Koen Geens veut avancer sur le service minimum en cas de grève, la CGSP freine

Service minimum dans les prisons
Service minimum dans les prisons - © NICOLAS MAETERLINCK - BELGA

Koen Geens, ministre de la Justice en charge des prisons a invité les syndicats à une réunion technique en invoquant 'l'urgence'. Un seul point à l'ordre du jour, la mise en place d'un arrêté royal permettant d'appliquer l’article 19 de la loi pénitentiaire.

Il est question du service minimum en situation de grève. Actuellement, il est impossible sans cet arrêté d'application de définir les modalités concrètes d'un service minimum déjà décidé depuis plusieurs mois. Or il faut pouvoir établir pour chaque établissement les modalités de réquisition du personnel pour assurer un service minimum.

Pour Michel Jacobs, secrétaire général de la CGSP qui a jusqu'ici refusé de signer un protocole d'accord sur le service minimum, il n'est pas possible d'avancer sur cette question avec un gouvernement en affaire courantes : "Nos juristes nous disent que cet arrêté royal d’application doit être pris par un gouvernement de plein exercice.  Donc je vais faire mes remarques et puis la procédure suivra son cours jusqu’à son terme et on se réserve évidemment le droit d’exercer toutes les voies juridiques possibles."

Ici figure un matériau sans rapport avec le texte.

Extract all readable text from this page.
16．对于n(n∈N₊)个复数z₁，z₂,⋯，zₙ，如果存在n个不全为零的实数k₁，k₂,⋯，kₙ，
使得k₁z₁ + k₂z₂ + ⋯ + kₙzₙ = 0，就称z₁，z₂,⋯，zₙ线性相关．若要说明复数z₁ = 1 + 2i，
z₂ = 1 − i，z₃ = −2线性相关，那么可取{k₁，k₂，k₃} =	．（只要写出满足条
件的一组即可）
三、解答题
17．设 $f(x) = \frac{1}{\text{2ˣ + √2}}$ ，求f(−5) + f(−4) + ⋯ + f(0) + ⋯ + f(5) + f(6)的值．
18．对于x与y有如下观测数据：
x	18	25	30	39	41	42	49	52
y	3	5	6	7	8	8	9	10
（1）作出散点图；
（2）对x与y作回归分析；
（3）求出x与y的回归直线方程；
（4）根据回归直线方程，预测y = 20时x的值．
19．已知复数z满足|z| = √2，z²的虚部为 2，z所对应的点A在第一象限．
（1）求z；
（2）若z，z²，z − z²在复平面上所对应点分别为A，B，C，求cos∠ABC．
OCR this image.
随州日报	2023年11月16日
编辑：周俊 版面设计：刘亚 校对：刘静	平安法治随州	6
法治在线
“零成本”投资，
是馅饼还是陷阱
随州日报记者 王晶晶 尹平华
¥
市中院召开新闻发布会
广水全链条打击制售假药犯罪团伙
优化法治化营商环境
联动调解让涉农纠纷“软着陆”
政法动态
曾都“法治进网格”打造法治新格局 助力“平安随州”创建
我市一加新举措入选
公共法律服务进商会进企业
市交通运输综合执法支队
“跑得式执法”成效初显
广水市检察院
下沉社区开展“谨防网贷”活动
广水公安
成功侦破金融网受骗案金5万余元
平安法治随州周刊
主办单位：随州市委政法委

Pas question d'un service minimum sans régler d'abord les dossiers importants

Sur la question de savoir si son syndicat conteste toujours sur le fond l'idée du service minimum, la réponse est sans appel : "Bien entendu. Si vous prenez la situation d’aujourd’hui le ministre nous dit qu’avec la loi pénitentiaire tout va aller mieux, 'je vais régler les problèmes de téléphonie dans les cellules'  nous a dit le ministre… Dans les faits, la téléphonie n’est pas réglée !  C’est pourtant une promesse de 2016 !".

Et le syndicaliste d'égrener toutes les promesses non tenues, sur la surpopulation, la vétusté des prisons. A la question de savoir si les grandes grèves de 2016 ont permis de faire bouger les lignes, Michel Jacobs est amer:  "Le ministre a signé un protocole avec d’autres mais pas avec la CGSP et il a dû refaire un nouveau protocole en 2018, dare-dare, parce que celui de 2016 n’avait pas été respecté. Et je peux vous dire que la dernière version n’est pas plus respectée que la précédente…".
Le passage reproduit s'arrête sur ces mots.